For each gene VCF REF is "A" and ALT is "G" and there's a heterozygous genotype.

#### **b) VEP EP (Variant Effect Predictor)**

Also easier [online](https://grch37.ensembl.org/Homo_sapiens/Tools/VEP/Results?tl=omwUvl8wDdI7EuCo-9893558), with a suitable version of the genome - 37 or, if I have some new data, 38.



Command line equivalent:

In [None]:
!./vep --af --appris --biotype --buffer_size 500 --check_existing --distance 5000 --mane --polyphen b --pubmed --regulatory --show_ref_allele --sift b --species homo_sapiens --symbol --transcript_version --tsl --uploaded_allele --cache --input_file [input_data] --output_file [output_file] --port 3337

I looked at a column "CLIN_SIG" to find for potential risk factors, but there were none of them:

In [None]:
!awk '($32!="-") ' vep_output.txt | grep risk_factor | cut -f 1-3 | sort | uniq  #no risk factors

### Step 5. Genome editing


#### **Corrections**

#### a. **rs2802292**

Our subject is heterozygous at position 109015211 on chromosome 6.
```
6 09015211 rs2802292 G T . . OR GT 0/1
```

If we were to change his genotype to homozygous TT at this position, he would be 1.5 to 2.7 times more likely to live to 100.

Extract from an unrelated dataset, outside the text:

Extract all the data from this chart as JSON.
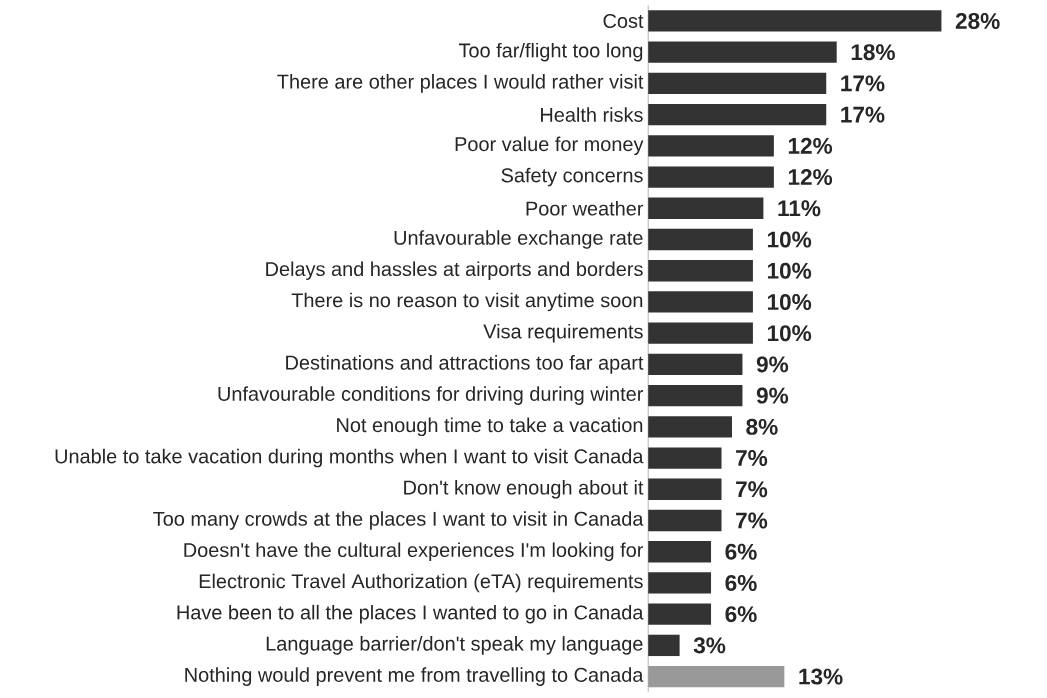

This snp happens in FOXO3 gene. This gene is involved in the regulation of oxidative stress, insulin sensitivity, and cellular apoptosis. SNPs in the FOXO3 gene have been linked to longevity in various populations.

##### b. **rs6983267**
```
8	128482487	rs6983267	G	T	.	.	PR	GT	0/1
```
This genotype has an increased risk of prostate cancer ((G;T) risk genotypes yield an odds ratio for developing prostate cancer of 1.37 (CI: 1.18-1.59, p=3.4-10e-5) and may account for 22.2% of population attributable risk).
If we correct this genotype to homozygous TT, the risk of cancer will become normal.

##### c. **rs4680**

rs4680 (Val158Met) is a well studied SNP in the COMT gene. The COMT gene codes for the COMT enzyme, which breaks down dopamine in the brain's prefrontal cortex. The wild-type allele is a (G), coding for a valine amino acid; the (A) substitution polymorphism changes the amino acid to a methionine.

The heterozygous variant has intermediate dopamine levels.

```
22	18331271	rs4680	A	G	.	.	PR	GT	0/1
```
If we change the genotype to homozygous AA, GitHub guy will aquire advantage in memory and attention tasks.